Some time ago one of the Kulture Klatch writings talks about gay marriage. That writing could leave the impression that I encourage gay marriage. I do and I don't. I do because it's a choice, and I encourage the right to choose. I don't because it's complicity with structures that continue to institutionalize oppression. Whatever truth is manifested by my life, the same has not ever been legitimized by the Big House. I am not welcome there.
I remember the night of a fundraising dinner for a foundation that consists of the children of very wealthy massas who live in very big houses. These children have broken from the strictures of their class and use their money to fund a wide variety of community organizations, the kind that scrap for every dollar and over and over make the miracle of the fishes and loaves. The speakers include people from the neighborhoods who do everything they can where they live to save lives, create change, manifest dreams. There are also luminaries such as Joan Baez and Alice Walker.
Surprisingly Harry Belafonte is there. I first hear him in the sixties and this lesbian is sitting there in the eighties listening to him again. In the first moments I'm adjusting myself in a time warp. When we are all one in the sixties seems like a long time ago. In the seventies separate groups partition into various branches of the liberation movements such as Student Liberation, Black Liberation, Black Power, Black Panther, Women's Liberation, Gay Liberation, and Lesbian Nation. These all evolve from the Civil Rights Movement in which "Freedom" is the power word.
Harry Belafonte is a radical man of the sixties Civil Rights Movement. He begins his speech by recounting the changes that have occurred since then: how many Black mayors, government representatives, fire chiefs there are now. I have no idea where he's going with this statistical accounting. I'm looking for the fire, some glimmer of the radical. He drifts into a story from the Civil Rights Movement.
There's a night when Martin Luther King, Harry and some others eat supper together. Martin is quiet all through the meal. Afterwards a group of them remain and gather to drink cognac and smoke cigars. Harry makes note of King's quiet and inquires as to the reason for it. The Reverend Dr. King responds that there's a disturbing thought that sticks with him. He considers all the work they're doing to get into the big house, and the thought occurs now that they're running into a house that's burning down.

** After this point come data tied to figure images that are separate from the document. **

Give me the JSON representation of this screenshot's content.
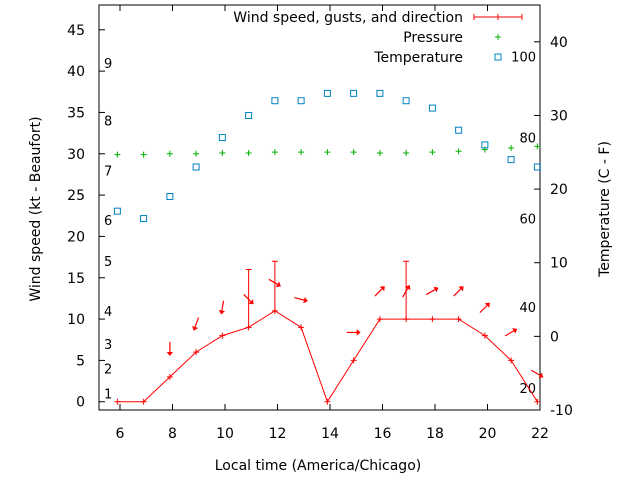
{
  "chart_data": {
    "type": "line",
    "xlabel": "Local time (America/Chicago)",
    "ylabel_left": "Wind speed (kt - Beaufort)",
    "ylabel_right": "Temperature (C - F)",
    "legend_position": "top-right",
    "grid": false,
    "x_range": [
      5.2,
      22
    ],
    "x_ticks": [
      6,
      8,
      10,
      12,
      14,
      16,
      18,
      20,
      22
    ],
    "y_left_range": [
      -1,
      48
    ],
    "y_left_ticks": [
      0,
      5,
      10,
      15,
      20,
      25,
      30,
      35,
      40,
      45
    ],
    "y_right_range": [
      -10,
      45
    ],
    "y_right_ticks": [
      -10,
      0,
      10,
      20,
      30,
      40
    ],
    "beaufort_scale": [
      {
        "label": "1",
        "kt": 1
      },
      {
        "label": "2",
        "kt": 4
      },
      {
        "label": "3",
        "kt": 7
      },
      {
        "label": "4",
        "kt": 11
      },
      {
        "label": "5",
        "kt": 17
      },
      {
        "label": "6",
        "kt": 22
      },
      {
        "label": "7",
        "kt": 28
      },
      {
        "label": "8",
        "kt": 34
      },
      {
        "label": "9",
        "kt": 41
      }
    ],
    "fahrenheit_scale": [
      {
        "label": "20",
        "c": -7
      },
      {
        "label": "40",
        "c": 4
      },
      {
        "label": "60",
        "c": 16
      },
      {
        "label": "80",
        "c": 27
      },
      {
        "label": "100",
        "c": 38
      }
    ],
    "series": [
      {
        "name": "Wind speed, gusts, and direction",
        "color": "#ff0000",
        "x": [
          5.9,
          6.9,
          7.9,
          8.9,
          9.9,
          10.9,
          11.9,
          12.9,
          13.9,
          14.9,
          15.9,
          16.9,
          17.9,
          18.9,
          19.9,
          20.9,
          21.9
        ],
        "values": [
          0,
          0,
          3,
          6,
          8,
          9,
          11,
          9,
          0,
          5,
          10,
          10,
          10,
          10,
          8,
          5,
          0
        ],
        "gusts": [
          null,
          null,
          null,
          null,
          null,
          16,
          17,
          null,
          null,
          null,
          null,
          17,
          null,
          null,
          null,
          null,
          null
        ],
        "direction_deg": [
          null,
          null,
          180,
          200,
          190,
          135,
          120,
          105,
          null,
          90,
          45,
          30,
          60,
          45,
          45,
          60,
          120
        ]
      },
      {
        "name": "Pressure",
        "color": "#00b000",
        "x": [
          5.9,
          6.9,
          7.9,
          8.9,
          9.9,
          10.9,
          11.9,
          12.9,
          13.9,
          14.9,
          15.9,
          16.9,
          17.9,
          18.9,
          19.9,
          20.9,
          21.9
        ],
        "values": [
          29.9,
          29.9,
          30.0,
          30.0,
          30.1,
          30.1,
          30.2,
          30.2,
          30.2,
          30.2,
          30.1,
          30.1,
          30.2,
          30.3,
          30.5,
          30.7,
          30.9
        ]
      },
      {
        "name": "Temperature",
        "color": "#0080c0",
        "x": [
          5.9,
          6.9,
          7.9,
          8.9,
          9.9,
          10.9,
          11.9,
          12.9,
          13.9,
          14.9,
          15.9,
          16.9,
          17.9,
          18.9,
          19.9,
          20.9,
          21.9
        ],
        "values": [
          17,
          16,
          19,
          23,
          27,
          30,
          32,
          32,
          33,
          33,
          33,
          32,
          31,
          28,
          26,
          24,
          23
        ]
      }
    ]
  }
}
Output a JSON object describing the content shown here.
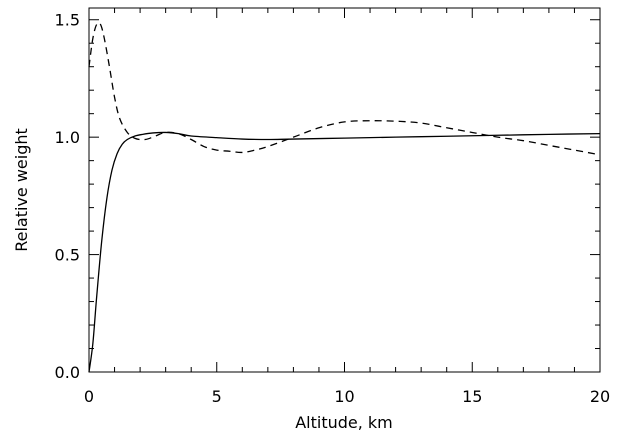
{
  "chart_data": {
    "type": "line",
    "title": "",
    "xlabel": "Altitude, km",
    "ylabel": "Relative weight",
    "xlim": [
      0,
      20
    ],
    "ylim": [
      0,
      1.55
    ],
    "x_ticks": [
      0,
      5,
      10,
      15,
      20
    ],
    "y_ticks": [
      0.0,
      0.5,
      1.0,
      1.5
    ],
    "x_tick_labels": [
      "0",
      "5",
      "10",
      "15",
      "20"
    ],
    "y_tick_labels": [
      "0.0",
      "0.5",
      "1.0",
      "1.5"
    ],
    "grid": false,
    "legend": "none",
    "series": [
      {
        "style": "solid",
        "color": "#000000",
        "x": [
          0,
          0.15,
          0.3,
          0.5,
          0.7,
          0.9,
          1.1,
          1.3,
          1.5,
          1.8,
          2.1,
          2.5,
          3.0,
          3.5,
          4.0,
          5.0,
          6.0,
          7.0,
          8.0,
          10.0,
          12.0,
          14.0,
          16.0,
          18.0,
          20.0
        ],
        "y": [
          0.0,
          0.12,
          0.32,
          0.56,
          0.74,
          0.86,
          0.93,
          0.97,
          0.99,
          1.005,
          1.012,
          1.018,
          1.02,
          1.015,
          1.005,
          0.998,
          0.992,
          0.99,
          0.992,
          0.996,
          1.0,
          1.004,
          1.008,
          1.012,
          1.015
        ]
      },
      {
        "style": "dashed",
        "color": "#000000",
        "x": [
          0,
          0.15,
          0.3,
          0.45,
          0.6,
          0.8,
          1.0,
          1.2,
          1.5,
          1.8,
          2.2,
          2.6,
          3.0,
          3.5,
          4.0,
          4.5,
          5.0,
          5.5,
          6.0,
          6.5,
          7.0,
          8.0,
          9.0,
          10.0,
          11.0,
          12.0,
          13.0,
          14.0,
          15.0,
          16.0,
          17.0,
          18.0,
          19.0,
          20.0
        ],
        "y": [
          1.3,
          1.42,
          1.48,
          1.48,
          1.42,
          1.3,
          1.17,
          1.08,
          1.02,
          0.995,
          0.99,
          1.005,
          1.02,
          1.015,
          0.99,
          0.96,
          0.945,
          0.94,
          0.935,
          0.945,
          0.96,
          1.0,
          1.04,
          1.065,
          1.07,
          1.068,
          1.06,
          1.04,
          1.02,
          1.0,
          0.985,
          0.965,
          0.945,
          0.925
        ]
      }
    ]
  }
}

I think of the houses that do burn down in the seventies with the bodies of radical groups buried in the ashes. Houses are surrounded by scores of SWAT cops and federal agents who enter shooting. Showing warrants, knocking on the door are unused formalities. These days are the beginning of the police tactic to shoot so many tear gas canisters into a building that it's set on fire. It's easier. The inhabitants will either come out and often be shot, or burn to death in the fire.
The power of the message rises as Harry chants a litany of causes, freedoms, rights and failure, massacre, genocide. Each one is followed by the same refrain: we go to them for… and they don't get it done; we go to them for… and they don't get it done. They don't get it done; why do we still keep going to them.
In the year 2006, it still is not done. We go to the churches for our dignity and they do not get it done. We go to the legislatures for our rights, they do not get it done. We go to the nations for our lives and they do not get it done. We go to the White House for our invitation and they do not get it done. We still keep going into a house that is burning down. It is still not done. There is nothing inside worth saving. Freedom is already out on the lawn and it stands inside each one of us. Let the house burn down to the ground. As we build anew, Freedom will sing.